Poco después de nuestra partida, la madre de Tulio, Nairza Quintiliano, pasó cincuenta días en Santiago en una búsqueda incansable del paradero de su hijo, tocando todas las puertas, por cartas o en persona, de las autoridades brasileñas, chilenas e internacionales. Su sufrimiento y su tenacidad conmovieron a muchas personas, pero fue en vano.

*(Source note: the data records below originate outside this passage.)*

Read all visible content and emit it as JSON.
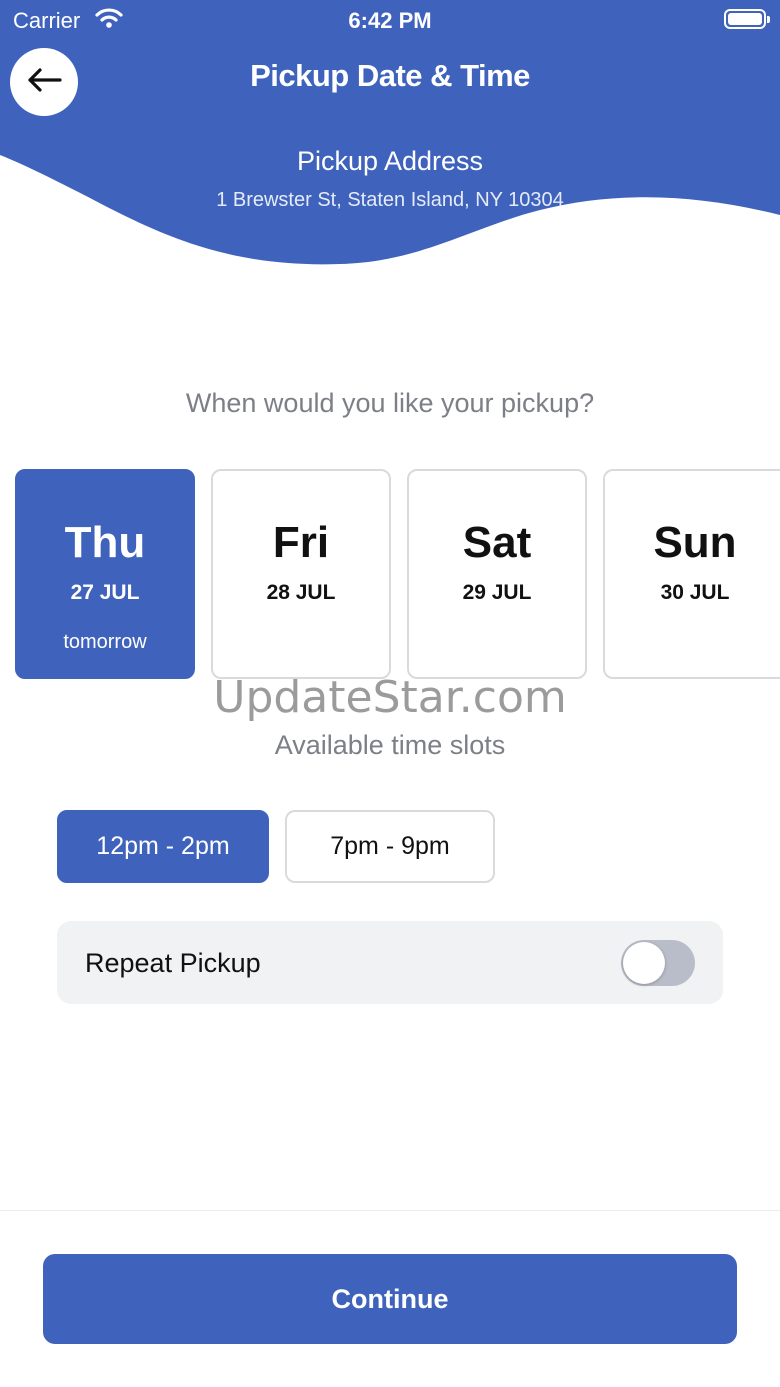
{
  "status_bar": {
    "carrier": "Carrier",
    "time": "6:42 PM"
  },
  "header": {
    "title": "Pickup Date & Time",
    "address_label": "Pickup Address",
    "address_value": "1 Brewster St, Staten Island, NY 10304",
    "back_icon": "arrow-left-icon"
  },
  "date_picker": {
    "question": "When would you like your pickup?",
    "days": [
      {
        "day": "Thu",
        "date": "27 JUL",
        "sub": "tomorrow",
        "selected": true
      },
      {
        "day": "Fri",
        "date": "28 JUL",
        "sub": "",
        "selected": false
      },
      {
        "day": "Sat",
        "date": "29 JUL",
        "sub": "",
        "selected": false
      },
      {
        "day": "Sun",
        "date": "30 JUL",
        "sub": "",
        "selected": false
      }
    ]
  },
  "watermark": "UpdateStar.com",
  "time_slots": {
    "heading": "Available time slots",
    "slots": [
      {
        "label": "12pm - 2pm",
        "selected": true
      },
      {
        "label": "7pm - 9pm",
        "selected": false
      }
    ]
  },
  "repeat": {
    "label": "Repeat Pickup",
    "enabled": false
  },
  "footer": {
    "continue_label": "Continue"
  },
  "colors": {
    "accent": "#3f63bd",
    "card_border": "#d9dadd",
    "muted_text": "#7c7f86",
    "toggle_off": "#b9bdc9",
    "row_bg": "#f1f2f4"
  }
}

Naná, Stella y yo regresamos a Chile 42 años después, en un viaje bien preparado por nuestra hija Silvia, al que también asistió Flavia, hija de Naná y Tulio, continuando el esfuerzo para que los asesinos de Tulio fueran juzgados y su cuerpo encontrado. Nos quedamos los cinco acampados una semana en un pequeño apartamento alquilado por Naná por Internet, del que salimos un sábado por la mañana, exhaustos, al final de intensas jornadas en las que cada uno somatizaba a su manera las emociones experimentadas. Y fue en esos días en Chile que mis conclusiones sobre las circunstancias de la muerte de Tulio cambiaron, basadas en la información a la que tuvimos acceso al leer los procesos relacionados con su desaparición, al reunirse con personas que vivieron tragedias similares y al visitar el Museo de la Memoria y los Derechos Humanos, en cuyo panel de desaparecidos hay una foto de Tulio. Pero todo esto lo cuento en detalle en otro extracto de estas memorias.